Configurer l’échange de clés
Key Management Framework (KMF) génère des demandes d’échange de clés automatiques pour les modules de chiffrement pris en charge lors de la nouvelle installation ou de la mise à niveau de l’instance. Gère la clé de chiffrement des données localement pour l’instance.
Avant de commencer
Un module cryptographique avec une clé doit être créé dans les instances cible et source avant d’être utilisé Key Exchange.
Rôle requis : sn_kmf.cryptographic_manager
Pourquoi et quand exécuter cette tâche
Key Exchange les demandes sont lancées à partir de l’instance cible.
L’échange de clés automatique est actif par défaut lors du clonage d’une instance, où la propriété est clonée sur l’instance cible. Configurez les KMF propriétés système pour gérer la façon dont les clés sont traitées lors d’un clone d’instance :
- Désactiver l’échange automatique de clés : Définissez la propriété sur false pour les glide_encryption.auto_key_exchange.enabled demandes de clone récurrentes.
- Envoyer des demandes d’échange de clé automatique : définissez cette propriété sur vrai.
Procédure
-
Remplissez les champs du formulaire.
Tableau 1. Resource Exchange Champs du formulaire de demande Nom Description Fréquence d’échange - Adhoc : envoie des demandes de l’instance cible clé à l’instance source. Entrez le sys_id d’instance et les informations sur l’hôte pour la source. Non pris en charge avec Renouvellement de saisie de l’échange de clés.
- Clone unique : échange unique des clés des spécifications de chiffrement source vers l’instance cible.
- Clone récurrent : échangez des clés des spécifications de chiffrement source sélectionnées vers l’instance cible sur un clone récurrent défini.
<Source or Target> sys_id d’instance - Adhoc : entrez la sys_id de l’instance source à laquelle demander les clés.
- Clone unique, clone récurrent : entrez l’sys_id de l’instance cible qui envoie les demandes.Conseil :Entrez stats.do dans le navigateur d’applications pour localiser l’ID de l’instance.

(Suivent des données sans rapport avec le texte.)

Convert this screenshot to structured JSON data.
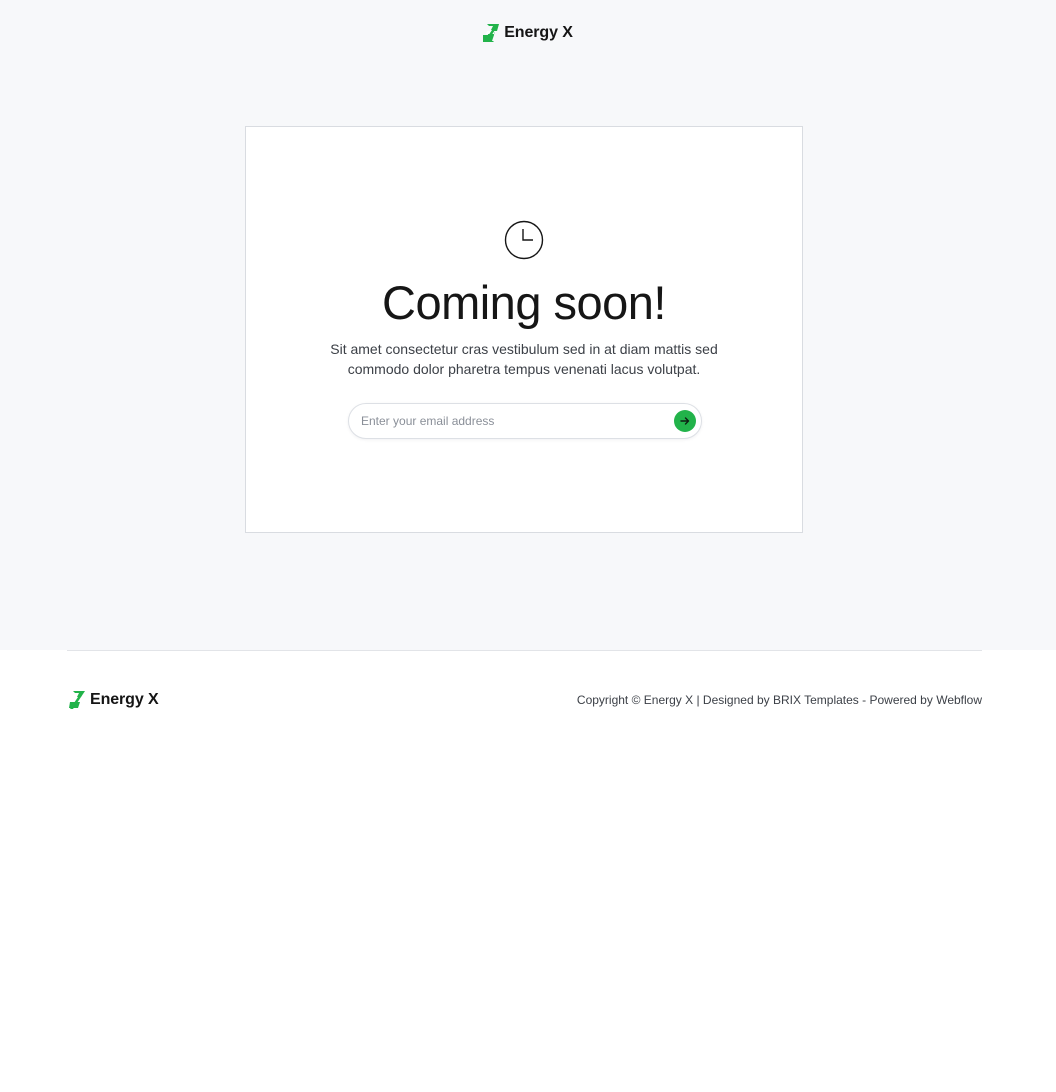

<Source or Target> Hôte d’instance Entrez l’emplacement de l’hôte ou le nom de l’instance source ou cible. Conseil :Par exemple, instanceA.service-now.comSpécifications de chiffrement Les clés de la spécification de chiffrement dans un module de chiffrement définissent les clés à cloner. Pour les demandes de clone ponctuelles et récurrentes, votre instance crée automatiquement une politique d’accès au module d’échange de ressources . Vous n’avez pas besoin de configurer une politique manuellement. Remarque :Sélectionnez l’icône Rechercher à l’aide de la liste (icône
pour parcourir les spécifications cryptographiques disponibles.Activer le renouvellement de saisie après l’importation de la clé Option permettant d’activer le renouvellement de saisie automatique. -
Sélectionnez Envoyer.
En cas de réussite, une confirmation s’affiche en haut du formulaire. La table Requests (Demandes) est mise à jour avec une entrée Request Pending (Demande en attente) dans l’instance source et dans l’instance cible. Ouvrez l’enregistrement de la demande pour afficher l’état de la demande, le nombre de clés importées et le nombre total de clés sur l’hôte cible ou source.
-
La demande en attente est acceptée dans l’instance source pour terminer l’échange.
Au moment du clonage, la politique d’accès au module sur l’instance source est invoquée pour approuver automatiquement la demande et envoyer les clés à la cible nouvellement clonée.
Résultats
Après une tentative d’échange de clé, votre instance de non-production met à jour la protected.script.values.kmf.rekeyed propriété système. Cette propriété est visible dans la table Propriétés système [sys_properties] après une tentative d’échange de clé. Si le chiffrement à l’aide de la clé échangée réussit, cette propriété a la valeur true. Sinon, la propriété a une valeur faux. Si la valeur est fausse, l’instance tente à nouveau de chiffrer le lendemain.